A RAPS de Palmitos é um esforço colaborativo que envolve diversas entidades locais. Inclui as Unidades Básicas de Saúde, uma equipe multiprofissional (eMulti) que apoia a Estratégia de Saúde da Família, o próprio CAPS, a Secretaria de Assistência Social (CRAS e CREAS), o Conselho Tutelar, as unidades de emergência e saúde mental do hospital local e serviços de emergência como o SAMU e o Corpo de Bombeiros. De forma significativa, a rede também abrange o Ministério Público e a Polícia Militar, que desempenham um papel protetivo, especialmente em situações de crise. As secretarias de educação municipal e estadual também são parceiras integrais, abordando o número crescente de estudantes com necessidades de saúde mental.
Riese explicou que um dos principais objetivos da rede é garantir cuidado contínuo e adequado em saúde mental. “Essa rede existe para garantir os direitos das pessoas com transtornos mentais e daquelas afetadas pelo álcool e outras drogas. É uma rede de proteção para que possamos sentar, conversar e organizar o trabalho de todos os setores do município”, afirmou.
Uma reunião recente dos integrantes da rede focou no desenvolvimento de estratégias para lidar com situações complexas, como o suporte à população em situação de rua e o fortalecimento de famílias fragilizadas que lidam com questões de saúde mental. Riese enfatizou a importância de uma abordagem holística. “Entendemos que precisamos dar um destino para essa pessoa. Precisamos oferecer tratamento”, afirmou, destacando a necessidade de uma assistência proativa e integrada, em vez de intervenções fragmentadas.
A rede também está priorizando o desenvolvimento profissional através da capacitação de profissionais da saúde и da educação para melhor identificar e manejar questões de saúde mental, particularmente entre crianças e adolescentes. O objetivo é ir além do mero diagnóstico e da medicação, focando em compreender as circunstâncias individuais de cada criança e evitando a medicalização excessiva de comportamentos naturais da infância.
“Queremos que as crianças sejam vistas de forma individualizada. Temos que entender que criança é criança”, comentou Riese, ressaltando a necessidade de uma abordagem sutil e de apoio.

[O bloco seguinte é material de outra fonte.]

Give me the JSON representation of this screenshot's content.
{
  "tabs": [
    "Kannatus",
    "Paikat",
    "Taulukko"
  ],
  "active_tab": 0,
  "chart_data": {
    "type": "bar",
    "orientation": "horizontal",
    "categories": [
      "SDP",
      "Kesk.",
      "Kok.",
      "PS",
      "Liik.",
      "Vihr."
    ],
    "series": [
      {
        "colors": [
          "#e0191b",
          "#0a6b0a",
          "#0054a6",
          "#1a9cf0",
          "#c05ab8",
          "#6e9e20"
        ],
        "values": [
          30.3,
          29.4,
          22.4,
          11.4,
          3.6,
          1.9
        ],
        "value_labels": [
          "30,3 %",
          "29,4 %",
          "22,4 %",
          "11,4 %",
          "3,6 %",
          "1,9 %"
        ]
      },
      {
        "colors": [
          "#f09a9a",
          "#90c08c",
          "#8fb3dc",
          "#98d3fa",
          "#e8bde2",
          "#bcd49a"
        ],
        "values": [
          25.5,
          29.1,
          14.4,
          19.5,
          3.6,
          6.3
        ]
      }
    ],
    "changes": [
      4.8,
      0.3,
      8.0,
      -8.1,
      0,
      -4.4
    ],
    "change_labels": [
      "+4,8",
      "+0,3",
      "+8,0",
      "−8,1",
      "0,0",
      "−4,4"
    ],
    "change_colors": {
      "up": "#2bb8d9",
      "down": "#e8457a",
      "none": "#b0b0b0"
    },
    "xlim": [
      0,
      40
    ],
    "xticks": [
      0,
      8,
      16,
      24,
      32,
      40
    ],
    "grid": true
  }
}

Os planos futuros para a RAPS de Palmitos incluem um projeto de supervisão clínico-institucional que, se aprovado, trará um especialista ao município para capacitar ainda mais a rede local. Esta iniciativa faz parte de uma estratégia mais ampla para criar um sistema de cuidado mais coeso e eficaz, garantindo que indivíduos com transtornos mentais e por uso de substâncias recebam o suporte integral de que necessitam para levar vidas mais saudáveis.